If leaf temperature is not available in the dataset, a default value of 25C is assumed, or you can pass it as an argument (see below). Likewise, for PAR (which is used to express Jmax at ‘infinite’ light availability), a value of 1800 is assumed.
To use different values, set Tleaf
and PPFD
(PAR) directly:
fit5 <- fitaci(acidata1, Tleaf=30, PPFD=2000)

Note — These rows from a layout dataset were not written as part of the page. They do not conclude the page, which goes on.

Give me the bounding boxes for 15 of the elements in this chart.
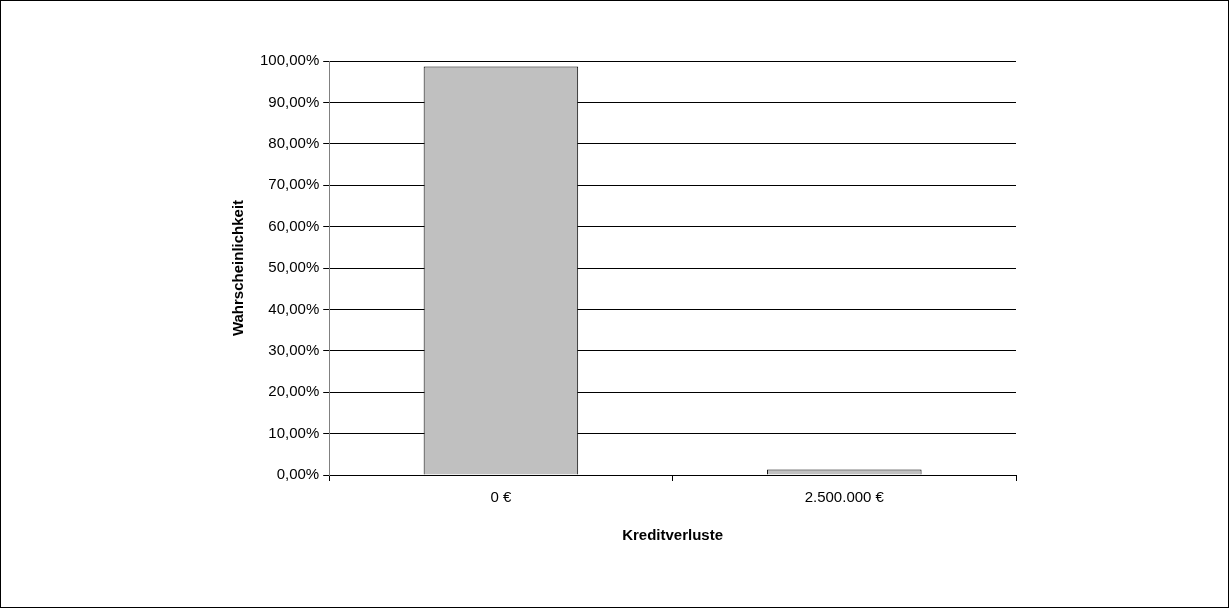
y-tick-label: 70,00% [268,175,320,193]
x-tick-label: 0 € [490,488,512,506]
y-tick-label: 100,00% [260,51,320,69]
x-tick-label: 2.500.000 € [804,488,885,506]
y-tick-label: 10,00% [268,423,320,441]
y-tick-label: 90,00% [268,92,320,110]
y-tick-label: 50,00% [268,258,320,276]
y-tick-label: 60,00% [268,216,320,234]
y-tick-label: 40,00% [268,299,320,317]
y-axis-title: Wahrscheinlichkeit [229,199,247,337]
y-tick-label: 80,00% [268,133,320,151]
y-tick-label: 30,00% [268,340,320,358]
y-tick-label: 20,00% [268,382,320,400]
y-tick-label: 0,00% [276,465,320,483]
x-axis-title: Kreditverluste [622,526,724,544]
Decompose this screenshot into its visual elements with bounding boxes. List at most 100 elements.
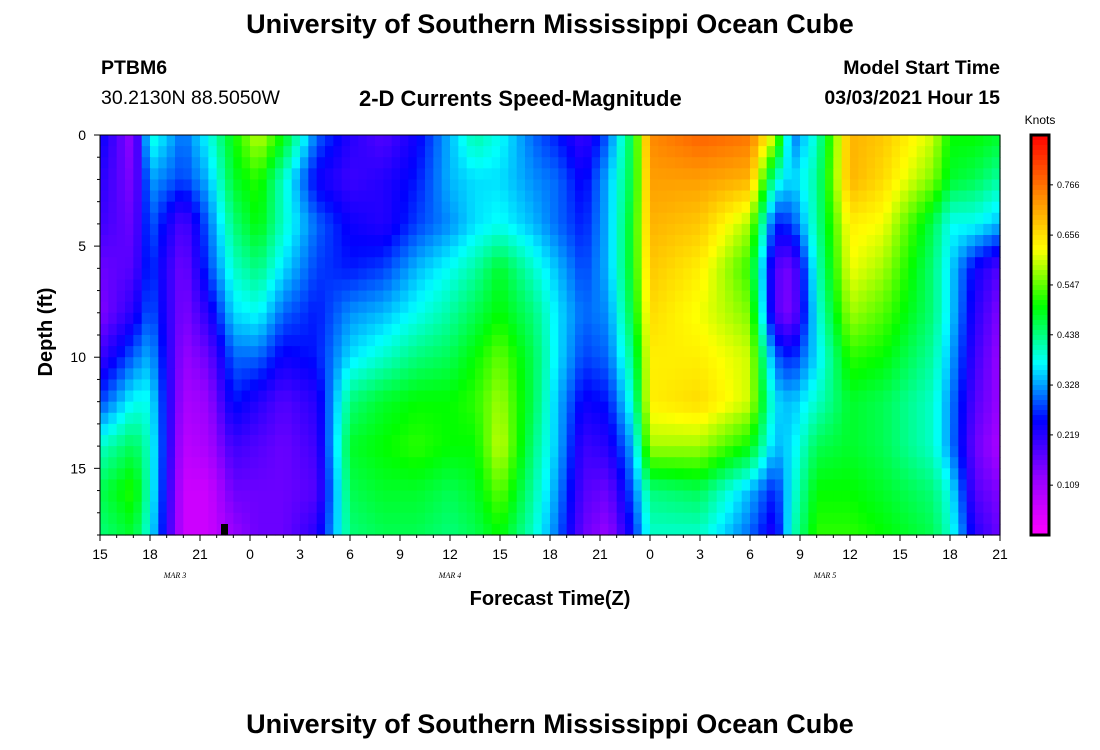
heatmap-cell	[441, 401, 451, 414]
heatmap-cell	[800, 501, 809, 514]
heatmap-cell	[975, 268, 984, 281]
heatmap-cell	[200, 523, 209, 536]
heatmap-cell	[683, 446, 693, 458]
heatmap-cell	[491, 457, 501, 469]
heatmap-cell	[900, 179, 909, 192]
heatmap-cell	[175, 501, 184, 514]
heatmap-cell	[991, 157, 1001, 169]
heatmap-cell	[850, 257, 859, 269]
heatmap-cell	[450, 401, 459, 414]
heatmap-cell	[216, 201, 226, 214]
heatmap-cell	[233, 468, 243, 481]
heatmap-cell	[833, 268, 843, 281]
heatmap-cell	[766, 157, 776, 169]
heatmap-cell	[650, 368, 659, 381]
heatmap-cell	[316, 135, 326, 147]
heatmap-cell	[741, 523, 751, 536]
heatmap-cell	[233, 490, 243, 503]
heatmap-cell	[266, 301, 276, 314]
heatmap-cell	[708, 490, 718, 503]
heatmap-cell	[541, 212, 551, 225]
heatmap-cell	[633, 335, 643, 347]
heatmap-cell	[941, 179, 951, 192]
heatmap-cell	[191, 201, 201, 214]
heatmap-cell	[216, 190, 226, 203]
heatmap-cell	[475, 246, 484, 258]
heatmap-cell	[600, 168, 609, 181]
heatmap-cell	[991, 190, 1001, 203]
heatmap-cell	[875, 479, 884, 492]
heatmap-cell	[383, 323, 393, 336]
heatmap-cell	[725, 346, 734, 358]
heatmap-cell	[741, 168, 751, 181]
heatmap-cell	[683, 201, 693, 214]
heatmap-cell	[450, 457, 459, 469]
heatmap-cell	[533, 323, 543, 336]
heatmap-cell	[900, 435, 909, 447]
heatmap-cell	[725, 412, 734, 425]
heatmap-cell	[875, 323, 884, 336]
heatmap-cell	[675, 312, 684, 325]
heatmap-cell	[975, 435, 984, 447]
heatmap-cell	[250, 179, 259, 192]
heatmap-cell	[383, 490, 393, 503]
heatmap-cell	[800, 390, 809, 403]
heatmap-cell	[541, 446, 551, 458]
heatmap-cell	[125, 168, 134, 181]
colorbar-segment	[1031, 215, 1049, 221]
heatmap-cell	[216, 179, 226, 192]
heatmap-cell	[133, 435, 143, 447]
heatmap-cell	[908, 468, 918, 481]
heatmap-cell	[583, 401, 593, 414]
heatmap-cell	[908, 301, 918, 314]
heatmap-cell	[100, 179, 109, 192]
heatmap-cell	[241, 368, 251, 381]
heatmap-cell	[150, 368, 159, 381]
heatmap-cell	[758, 490, 768, 503]
heatmap-cell	[633, 323, 643, 336]
heatmap-cell	[833, 168, 843, 181]
colorbar-segment	[1031, 400, 1049, 406]
heatmap-cell	[616, 412, 626, 425]
heatmap-cell	[658, 157, 668, 169]
heatmap-cell	[591, 312, 601, 325]
heatmap-cell	[733, 235, 743, 247]
heatmap-cell	[400, 523, 409, 536]
colorbar-segment	[1031, 375, 1049, 381]
heatmap-cell	[833, 501, 843, 514]
heatmap-cell	[391, 168, 401, 181]
heatmap-cell	[916, 290, 926, 303]
heatmap-cell	[391, 279, 401, 292]
heatmap-cell	[808, 446, 818, 458]
heatmap-cell	[650, 290, 659, 303]
heatmap-cell	[833, 512, 843, 525]
colorbar-segment	[1031, 515, 1049, 521]
heatmap-cell	[866, 501, 876, 514]
heatmap-cell	[375, 290, 384, 303]
heatmap-cell	[166, 390, 176, 403]
heatmap-cell	[183, 423, 193, 436]
colorbar-segment	[1031, 450, 1049, 456]
heatmap-cell	[550, 290, 559, 303]
heatmap-cell	[683, 512, 693, 525]
heatmap-cell	[625, 357, 634, 369]
heatmap-cell	[808, 157, 818, 169]
heatmap-cell	[625, 312, 634, 325]
heatmap-cell	[650, 179, 659, 192]
heatmap-cell	[375, 190, 384, 203]
colorbar-segment	[1031, 195, 1049, 201]
heatmap-cell	[150, 501, 159, 514]
heatmap-cell	[625, 146, 634, 158]
heatmap-cell	[883, 268, 893, 281]
heatmap-cell	[491, 146, 501, 158]
heatmap-cell	[775, 279, 784, 292]
heatmap-cell	[891, 368, 901, 381]
heatmap-cell	[808, 368, 818, 381]
heatmap-cell	[266, 368, 276, 381]
heatmap-cell	[283, 401, 293, 414]
colorbar-tick-label: 0.547	[1057, 280, 1080, 290]
heatmap-cell	[350, 201, 359, 214]
heatmap-cell	[983, 412, 993, 425]
heatmap-cell	[575, 401, 584, 414]
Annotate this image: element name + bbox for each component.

You can also set GammaStar
, Km
directly.
It is not possible to estimate mesophyll conductance (gmeso) from A-Ci curves (contrary to what some people have claimed in the literature), but it is possible to include gmeso to arrive at chloroplastic rates of Vcmax and Jmax. This is easily done via,
fit6 <- fitaci(acidata1, gmeso=0.2)
Note: However note a section in the FAQ Vignette that is included in this package on another approach to account for gmeso.
A fairly recent addition to the package (not described in Duursma, 2015) is the estimation of triose phosphate utilization (TPU) limitation. This rate can be estimated like this,
fit7 <- fitaci(acidata1, fitTPU=TRUE)
plot(fit7)
Note: the horizontal line (Ap) is the TPU-limited rate of photosynthesis.
The TPU rate can be extracted via:
coef(fit7)
## Vcmax Jmax Rd TPU
## 46.765693 107.485590 1.395788 8.820336
Note: In many cases this rate cannot be estimated, i.e. when the limitation is not clearly affecting photosynthesis. In that case the estimated coefficient will be NA.